Des positions irréconciliables [9] se dessinent alors. L’effet mémoire-inhibition de la seconde guerre mondiale ne portait-il pas aussi l’effet… d’une victoire ? Issue d’un combat, au vu des enjeux colossaux qu’elle charriait ! Une position, un discours, en tant qu’il se présentait comme ennemi du genre humain [10] a nécessité qu’on s’y oppose. N’est-ce pas aussi la défaite qui a permis la honte pour les générations suivantes, et reconduit les rats dans les égouts [11] ? Seule issue, qui n’a d’abord été le choix, décidé et immédiat, que de quelques-uns. Churchill, y compris en Angleterre, était relativement isolé dans sa décision d’aucun compromis possible avec Hitler. Il a dû mobiliser toutes les ressources et forces du discours pour emprunter une autre voie que l’illusion d’une conciliation possible.

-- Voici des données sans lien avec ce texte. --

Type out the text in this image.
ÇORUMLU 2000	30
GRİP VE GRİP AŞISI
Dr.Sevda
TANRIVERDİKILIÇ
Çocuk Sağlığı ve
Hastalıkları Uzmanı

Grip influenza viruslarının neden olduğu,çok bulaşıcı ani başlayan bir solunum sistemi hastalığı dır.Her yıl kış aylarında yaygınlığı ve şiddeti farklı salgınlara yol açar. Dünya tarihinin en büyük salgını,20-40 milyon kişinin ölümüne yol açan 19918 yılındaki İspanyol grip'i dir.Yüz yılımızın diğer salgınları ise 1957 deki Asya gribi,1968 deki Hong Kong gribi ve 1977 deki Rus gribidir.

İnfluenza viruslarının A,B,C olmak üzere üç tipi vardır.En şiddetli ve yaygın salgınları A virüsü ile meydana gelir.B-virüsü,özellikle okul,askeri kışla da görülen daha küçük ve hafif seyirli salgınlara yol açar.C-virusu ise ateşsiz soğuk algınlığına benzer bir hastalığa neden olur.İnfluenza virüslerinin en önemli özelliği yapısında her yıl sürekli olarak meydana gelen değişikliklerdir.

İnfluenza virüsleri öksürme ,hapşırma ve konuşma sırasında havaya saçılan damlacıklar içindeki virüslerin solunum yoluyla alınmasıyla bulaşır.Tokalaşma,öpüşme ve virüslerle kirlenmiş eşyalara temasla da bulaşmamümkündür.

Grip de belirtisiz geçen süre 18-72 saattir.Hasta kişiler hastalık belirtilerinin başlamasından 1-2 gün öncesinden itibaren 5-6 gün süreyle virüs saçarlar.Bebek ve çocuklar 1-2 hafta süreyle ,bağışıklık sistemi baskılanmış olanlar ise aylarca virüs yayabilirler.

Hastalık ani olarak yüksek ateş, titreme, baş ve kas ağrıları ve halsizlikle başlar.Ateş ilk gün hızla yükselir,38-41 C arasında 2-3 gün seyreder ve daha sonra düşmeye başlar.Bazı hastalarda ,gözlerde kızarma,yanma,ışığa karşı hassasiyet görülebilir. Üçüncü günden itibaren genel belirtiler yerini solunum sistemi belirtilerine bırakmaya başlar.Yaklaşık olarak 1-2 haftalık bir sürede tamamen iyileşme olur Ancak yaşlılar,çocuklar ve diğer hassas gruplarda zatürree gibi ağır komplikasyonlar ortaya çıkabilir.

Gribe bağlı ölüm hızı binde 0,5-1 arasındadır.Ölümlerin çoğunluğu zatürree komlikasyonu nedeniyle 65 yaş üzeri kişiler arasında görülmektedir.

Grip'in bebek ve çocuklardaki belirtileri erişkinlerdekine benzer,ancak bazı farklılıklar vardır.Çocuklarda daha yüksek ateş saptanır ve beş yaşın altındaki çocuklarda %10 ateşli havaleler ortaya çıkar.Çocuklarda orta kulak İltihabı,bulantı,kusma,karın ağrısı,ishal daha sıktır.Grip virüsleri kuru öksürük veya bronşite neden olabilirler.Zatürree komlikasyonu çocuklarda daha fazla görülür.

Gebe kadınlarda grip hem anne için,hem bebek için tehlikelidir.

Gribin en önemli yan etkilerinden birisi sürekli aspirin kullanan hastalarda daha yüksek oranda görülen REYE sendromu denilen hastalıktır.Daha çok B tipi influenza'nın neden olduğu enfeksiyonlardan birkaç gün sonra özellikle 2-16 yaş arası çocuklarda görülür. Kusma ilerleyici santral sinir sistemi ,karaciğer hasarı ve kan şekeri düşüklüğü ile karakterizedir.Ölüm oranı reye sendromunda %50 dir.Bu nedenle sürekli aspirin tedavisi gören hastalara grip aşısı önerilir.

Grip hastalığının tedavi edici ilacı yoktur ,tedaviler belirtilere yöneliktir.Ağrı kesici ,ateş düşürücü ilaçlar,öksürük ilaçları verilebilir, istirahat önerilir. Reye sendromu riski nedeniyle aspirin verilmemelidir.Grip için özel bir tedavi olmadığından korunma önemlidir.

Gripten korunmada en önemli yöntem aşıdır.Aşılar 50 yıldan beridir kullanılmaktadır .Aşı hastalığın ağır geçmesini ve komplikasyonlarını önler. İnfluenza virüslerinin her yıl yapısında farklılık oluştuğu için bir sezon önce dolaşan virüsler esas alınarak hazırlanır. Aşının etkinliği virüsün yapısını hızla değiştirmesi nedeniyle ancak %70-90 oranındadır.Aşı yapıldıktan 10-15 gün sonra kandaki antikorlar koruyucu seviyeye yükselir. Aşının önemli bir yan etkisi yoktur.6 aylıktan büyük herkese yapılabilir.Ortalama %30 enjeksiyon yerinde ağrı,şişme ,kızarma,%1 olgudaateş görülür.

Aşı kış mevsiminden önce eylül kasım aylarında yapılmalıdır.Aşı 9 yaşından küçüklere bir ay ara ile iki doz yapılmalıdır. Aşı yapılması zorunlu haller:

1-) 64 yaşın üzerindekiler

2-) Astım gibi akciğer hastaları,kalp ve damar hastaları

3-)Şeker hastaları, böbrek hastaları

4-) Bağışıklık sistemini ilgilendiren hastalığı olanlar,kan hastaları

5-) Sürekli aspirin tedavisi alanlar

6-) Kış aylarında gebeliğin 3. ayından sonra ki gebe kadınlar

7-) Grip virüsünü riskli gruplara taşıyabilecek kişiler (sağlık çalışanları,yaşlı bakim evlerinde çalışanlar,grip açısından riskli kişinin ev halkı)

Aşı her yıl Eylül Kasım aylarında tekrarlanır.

Nous retrouvons ici la référence à l’acte et au courage qu’A. Lebovits-Quenehen convoque à opposer à la haine. Choix forcé d’une violence qui est parfois la seule susceptible de « l’affaiblir » [12]. Cette « violence » mérite qu’on la déploie en raison, en tant qu’elle s’éloigne d’opposer la haine à la haine, et qu’elle ne se contente pas non plus de la dénoncer– ce qui n’est qu’y collaborer.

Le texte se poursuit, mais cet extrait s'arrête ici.